The draft report, revealed here for the first time, is the result of a special project initiated by IDI and the Foreign Investment and Industrial Cooperation Authority in the Ministry of Economy and Industry. The project is aimed at providing a solution to the problems of industrialists complaining about difficulties in the process of founding an enterprise in Israel, which are jeopardizing new investment in the country. The report states, "These difficulties result from the complexity of the process, which requires a thorough understanding of a many spheres and knowledge of how to work with government and regulatory agencies in order to meet the various regulatory requirements."
The team members believe that implementing the report's recommendations will make it possible to substantially shorten the prolonged process of opening an enterprise from 4-6 years to a mere 18 months, while making the process transparent and clear for foreign and local investors, identifying failures and difficulties in the existing regulatory processes, and making the process friendlier, quicker, and simpler for the investor, while tightening the connection between the various authorities.
IDI Center for Governance and the Economy director Dafna Aviram-Nitzan told "Globes," "These objectives can be attained by enhancing coordination between the various agencies, making information accessible, and setting up joint systems for all the agencies involved in these processes.
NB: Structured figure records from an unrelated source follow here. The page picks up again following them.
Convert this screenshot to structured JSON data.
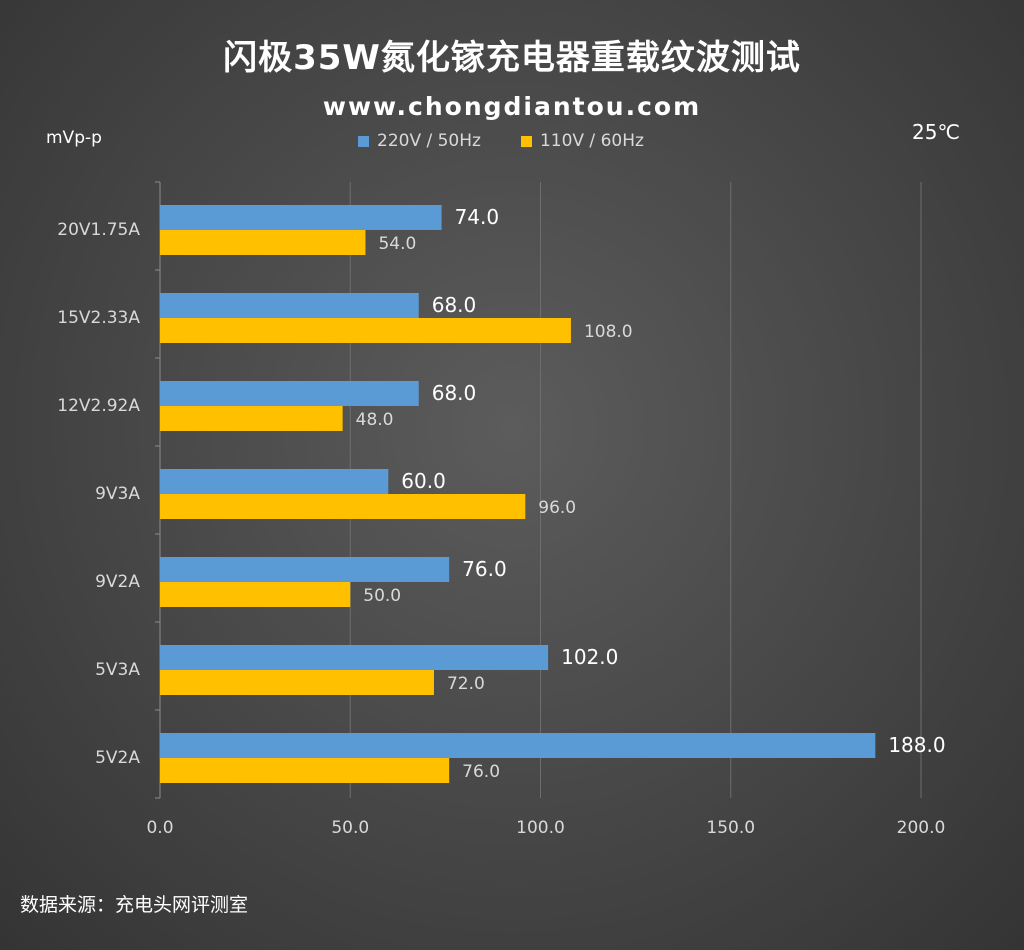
{
  "chart_data": {
    "type": "bar",
    "orientation": "horizontal",
    "title": "闪极35W氮化镓充电器重载纹波测试",
    "subtitle": "www.chongdiantou.com",
    "ylabel": "mVp-p",
    "annotation": "25℃",
    "source": "数据来源：充电头网评测室",
    "categories": [
      "20V1.75A",
      "15V2.33A",
      "12V2.92A",
      "9V3A",
      "9V2A",
      "5V3A",
      "5V2A"
    ],
    "series": [
      {
        "name": "220V / 50Hz",
        "color": "#5b9bd5",
        "values": [
          74.0,
          68.0,
          68.0,
          60.0,
          76.0,
          102.0,
          188.0
        ]
      },
      {
        "name": "110V / 60Hz",
        "color": "#ffc000",
        "values": [
          54.0,
          108.0,
          48.0,
          96.0,
          50.0,
          72.0,
          76.0
        ]
      }
    ],
    "xlim": [
      0,
      200
    ],
    "xticks": [
      "0.0",
      "50.0",
      "100.0",
      "150.0",
      "200.0"
    ],
    "grid": true,
    "legend": "top-center"
  }
}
Technology makes this possible and we're in contact about this matter with the Government ICT Authority."
In the introduction to the report, the team members warn about continuation of the existing situation in Israeli industry, which they wrote was liable to have a negative impact on development, lead to missed investments, and damage the business environment due to the heavy bureaucratic and regulatory burden. This situation is also reflected in reports by international agencies. The World Bank rates Israel in 54th place among 190 countries in ease of doing business and in fifth from the last in the OECD. A report by the World Economic Forum rated Israel 41st among 138 countries in its government regulatory burden index. At the same time, it should be noted that in recent years, the Prime Minister's Office has begun to spearhead a drive to cut back regulation in various areas in accordance with multi-year goals set for the various government ministries. The team members believe the main cause of this situation is pointless government bureaucracy.
The committee points to a decline in the number of new plants being established in Israel. The report cites figures from the Central Bureau of Statistics stating that the number of new plants founded in Israel in 2013-2016 averaged 11 per year, compared with an annual average of 38 in 2009-2012 and 49 in 2005-2008.
"It appears that Israeli companies are continuing their expansion, but are choosing to do this overseas," the report states. According to the Manufacturers Association, headed by Shraga Brosh, while the rate of new plants being founded in Israel has decreased over the years, the rate of industrial companies expanding their overseas activity has risen from 16% in 2005 to 30% at present.